Aznar puede haber acertado en su pronóstico, a no ser que entre los votantes de Vox predominen antiguos abstencionistas o exvotantes de Podemos o del PSOE y no antiguos votantes del PP. Pero la dispersión de la derecha, en principio favorable a Pedro Sánchez, puede verse compensada porque la campaña socialista no ha subido en intensidad y el candidato –aunque ha aguantado los ataques del PP y Cs en los dos debates televisados– ha jugado a la defensiva, a no perder, y no ha conseguido erigirse en un líder integrador. Y en el combate con Casado y con Rivera puede haberse enfangado y haber perdido imagen presidencial.

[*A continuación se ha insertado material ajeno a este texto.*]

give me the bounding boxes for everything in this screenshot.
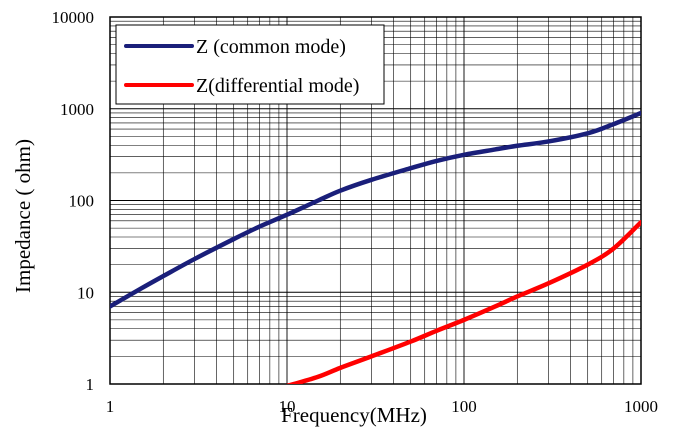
- legend: Z (common mode) Z(differential mode): [115, 24, 385, 105]
- x-tick-label: 1: [106, 397, 115, 416]
- legend-box: [115, 24, 385, 105]
- series-layer: [110, 110, 641, 384]
- legend-label-common-mode: Z (common mode): [196, 36, 346, 58]
- x-tick-label: 100: [451, 397, 477, 416]
- y-tick-label: 10000: [52, 8, 95, 27]
- x-tick-label: 10: [279, 397, 296, 416]
- x-tick-label: 1000: [624, 397, 658, 416]
- y-tick-label: 1000: [60, 100, 94, 119]
- plot-frame: [109, 16, 642, 385]
- series-line-common-mode: [110, 110, 641, 309]
- x-axis-label: Frequency(MHz): [281, 403, 427, 427]
- y-tick-label: 1: [86, 375, 95, 394]
- series-line-differential-mode: [286, 219, 641, 384]
- legend-label-differential-mode: Z(differential mode): [196, 75, 359, 97]
- tick-labels: 1 10 100 1000 1 10 100 1000 10000: [52, 8, 659, 416]
- y-tick-label: 100: [69, 192, 95, 211]
- y-tick-label: 10: [77, 283, 94, 302]
- y-axis-label: Impedance ( ohm): [11, 139, 35, 293]
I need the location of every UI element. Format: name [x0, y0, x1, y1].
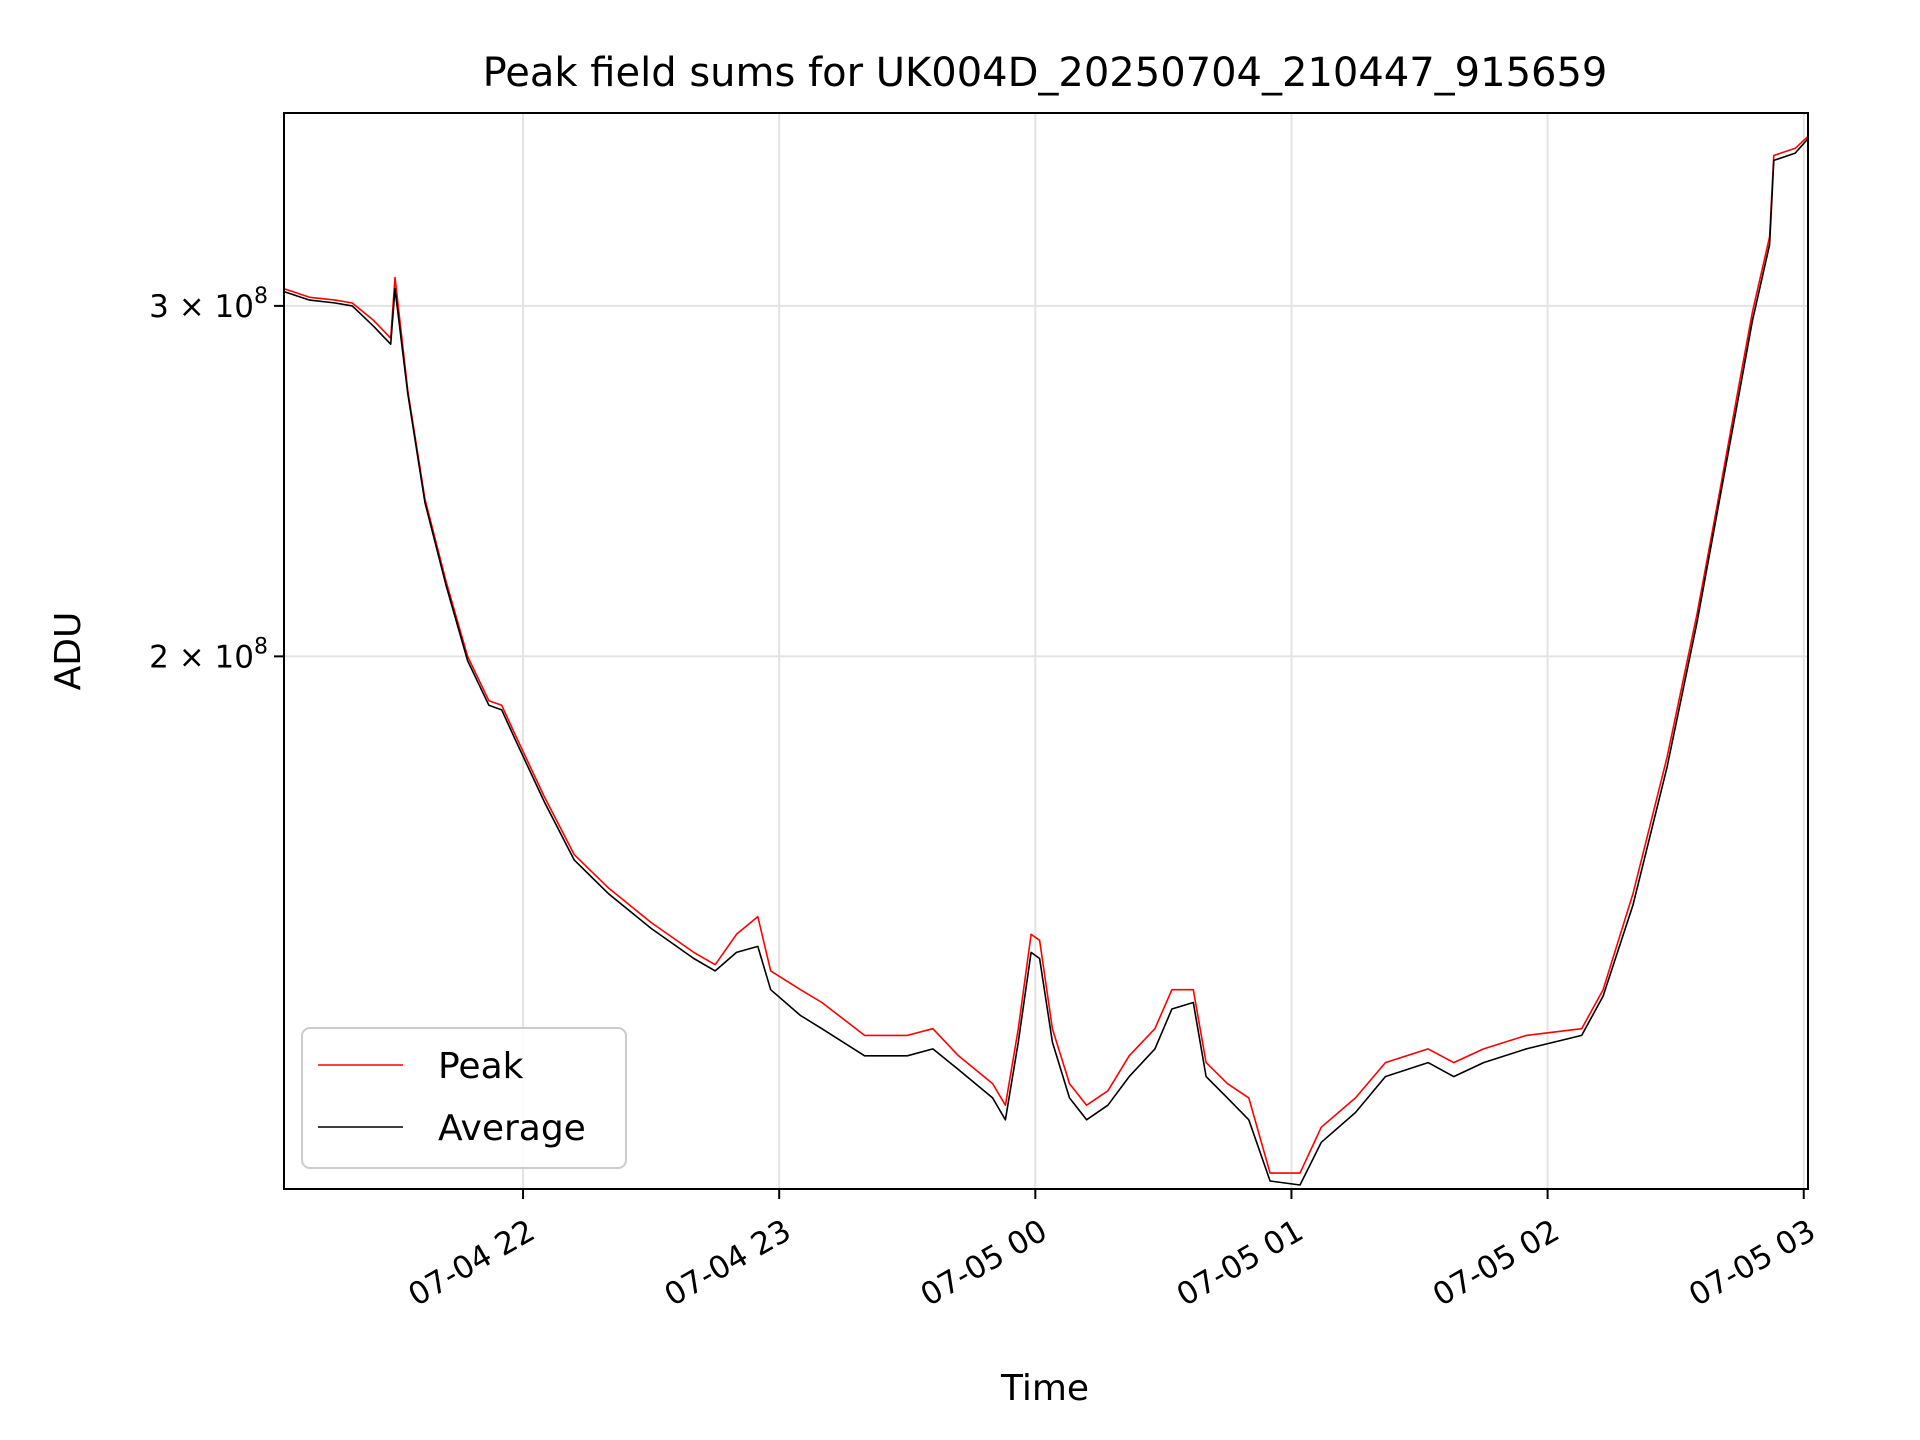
legend: Peak Average	[301, 1027, 627, 1169]
legend-box	[301, 1027, 627, 1169]
chart-title: Peak field sums for UK004D_20250704_2104…	[483, 50, 1608, 96]
y-tick-label-base: 2 × 10	[149, 639, 254, 675]
y-tick-label-exponent: 8	[254, 634, 268, 659]
grid	[284, 113, 1808, 1189]
legend-label-average: Average	[438, 1108, 586, 1149]
y-tick-label-base: 3 × 10	[149, 289, 254, 325]
y-tick-label: 2 × 108	[149, 634, 268, 675]
y-tick-label: 3 × 108	[149, 284, 268, 325]
legend-label-peak: Peak	[438, 1046, 524, 1087]
x-axis-label: Time	[1000, 1368, 1089, 1409]
series-line-peak	[283, 135, 1809, 1174]
plot-frame	[283, 112, 1809, 1190]
series-layer	[283, 135, 1809, 1186]
y-tick-label-exponent: 8	[254, 284, 268, 309]
series-line-average	[283, 138, 1809, 1186]
y-axis-label: ADU	[48, 612, 89, 691]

Por el contrario, Pablo Iglesias ha aprendido y ha estado suave. El político «destroyer» del 2015 y 2016 –el que no quería consenso para conquistar el cielo y aspiraba a destruir el régimen del 78– se ha convertido, o disfrazado, en los dos debates de televisión en un político dialogante que invocaba los artículos de la Constitución del 78 con el mismo fervor con el que un luterano citaría la Biblia contra la jerarquía católica, y que además reñía a los dos políticos de la derecha, e incluso a Sánchez, por su mala educación en el debate. Y no sin razón.

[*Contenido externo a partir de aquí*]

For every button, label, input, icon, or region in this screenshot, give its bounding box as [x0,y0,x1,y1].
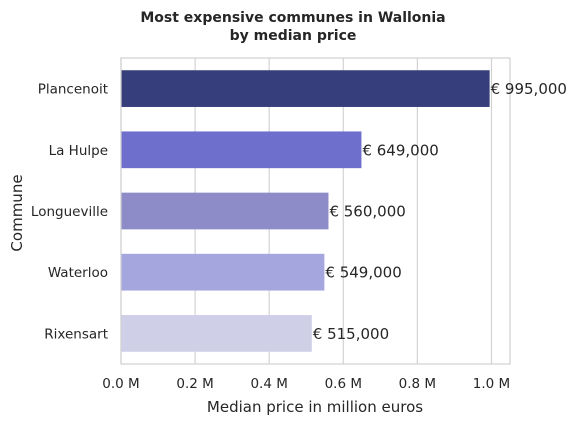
x-tick-label: 0.2 M [176,376,213,392]
chart-title-line1: Most expensive communes in Wallonia [140,10,445,26]
plot-frame [120,57,511,365]
data-labels: € 995,000 € 649,000 € 560,000 € 549,000 € 51… [313,80,567,343]
y-tick-label: Waterloo [48,265,108,281]
data-label: € 995,000 [491,80,567,98]
x-axis-label: Median price in million euros [207,398,423,416]
x-tick-label: 0.4 M [250,376,287,392]
bar [121,315,312,352]
data-label: € 549,000 [325,264,401,282]
y-tick-label: Longueville [31,204,108,220]
y-tick-label: Plancenoit [38,82,108,98]
chart-title-line2: by median price [230,28,357,44]
bar [121,70,490,107]
data-label: € 560,000 [329,203,405,221]
data-label: € 649,000 [362,141,438,159]
y-axis-label: Commune [8,174,26,251]
x-tick-labels: 0.0 M 0.2 M 0.4 M 0.6 M 0.8 M 1.0 M [102,376,510,392]
x-tick-label: 0.8 M [399,376,436,392]
y-tick-label: Rixensart [44,326,108,342]
bar [121,131,362,169]
x-tick-label: 0.0 M [102,376,139,392]
bars [121,70,490,352]
bar [121,192,329,230]
x-tick-label: 1.0 M [473,376,510,392]
x-tick-label: 0.6 M [325,376,362,392]
bar [121,253,325,291]
y-tick-labels: Plancenoit La Hulpe Longueville Waterloo Rix… [31,82,108,343]
data-label: € 515,000 [313,325,389,343]
y-tick-label: La Hulpe [49,143,108,159]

Mientras, Pedro Sánchez, indignado con Casado y con Rivera, apenas le prestó atención. Es extraño que no le espetara en ningún momento –cada vez que Iglesias aplaudía medidas socialistas pero exigía dos huevos fritos más– que los Reyes Magos no existen y que, al igual que los regalos los pagan los papás, los beneficios sociales exigen impuestos suplementarios –que solo los paguen los ricos es fácil de predicar pero difícil de llevar a la práctica– o conducen al disparo del déficit público y al desastre. Si Podemos va a apoyar al PSOE con buena fe y sólo forzar a que plante cara a los fondos buitres, ¿por qué no votar a un Pablo Iglesias menos agreste que hace cuatro años?

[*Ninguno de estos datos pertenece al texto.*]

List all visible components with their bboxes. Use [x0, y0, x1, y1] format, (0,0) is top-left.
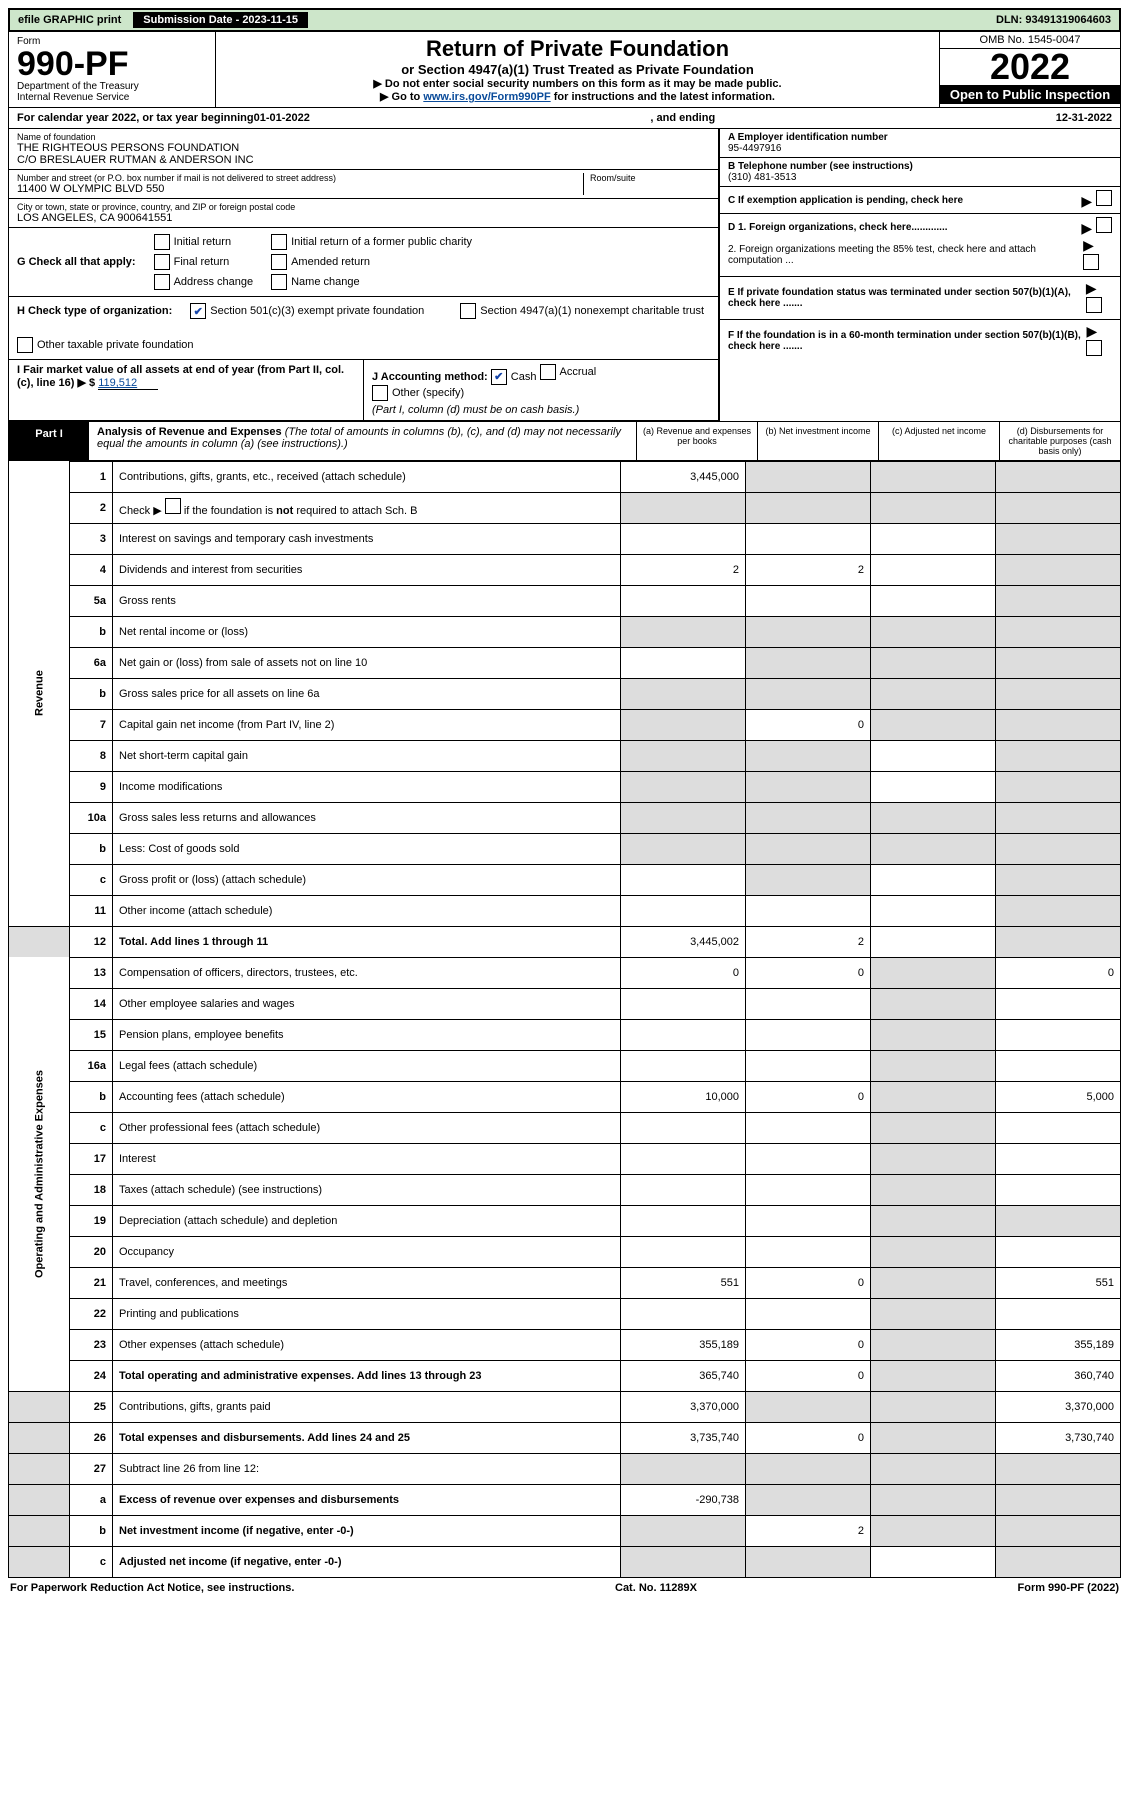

Quizás Sánchez olvidó su flanco izquierdo. Si la consecuencia fuera una victoria socialista más estrecha (porque Podemos resistiera mejor) y que en vez de 130-135 diputados se quedara en 110-115, sus dificultades para ser investido se multiplicarían y la gobernación con Podemos sería más conflictiva e inestable.

Si la triple derecha no suma –ahí está el diagnóstico Aznar– el éxito de Sánchez podría quedar algo disminuido si tras el 28-A se encontrara en una situación mejor, pero no mucho mejor, que la anterior a la disolución de las Cortes. Si pasara sólo de 84 a menos de 110 escaños. ¿Tendría entonces que gobernar en funciones como Rajoy hizo en buena parte del 2016 a la espera de volver a convocar elecciones?

No sería lo mejor que nos podría pasar con el conflicto de Cataluña todavía vivo y teniendo que afrontar la desaceleración internacional sincronizada de la que advierte el FMI. Quizá por eso un semanario tan liberal como The economist acababa un reciente editorial afirmando que quizás lo menos malo sería que Sánchez obtuviera un resultado que le hiciera depender poco de otros partidos. Pero también predecía que eso era poco probable.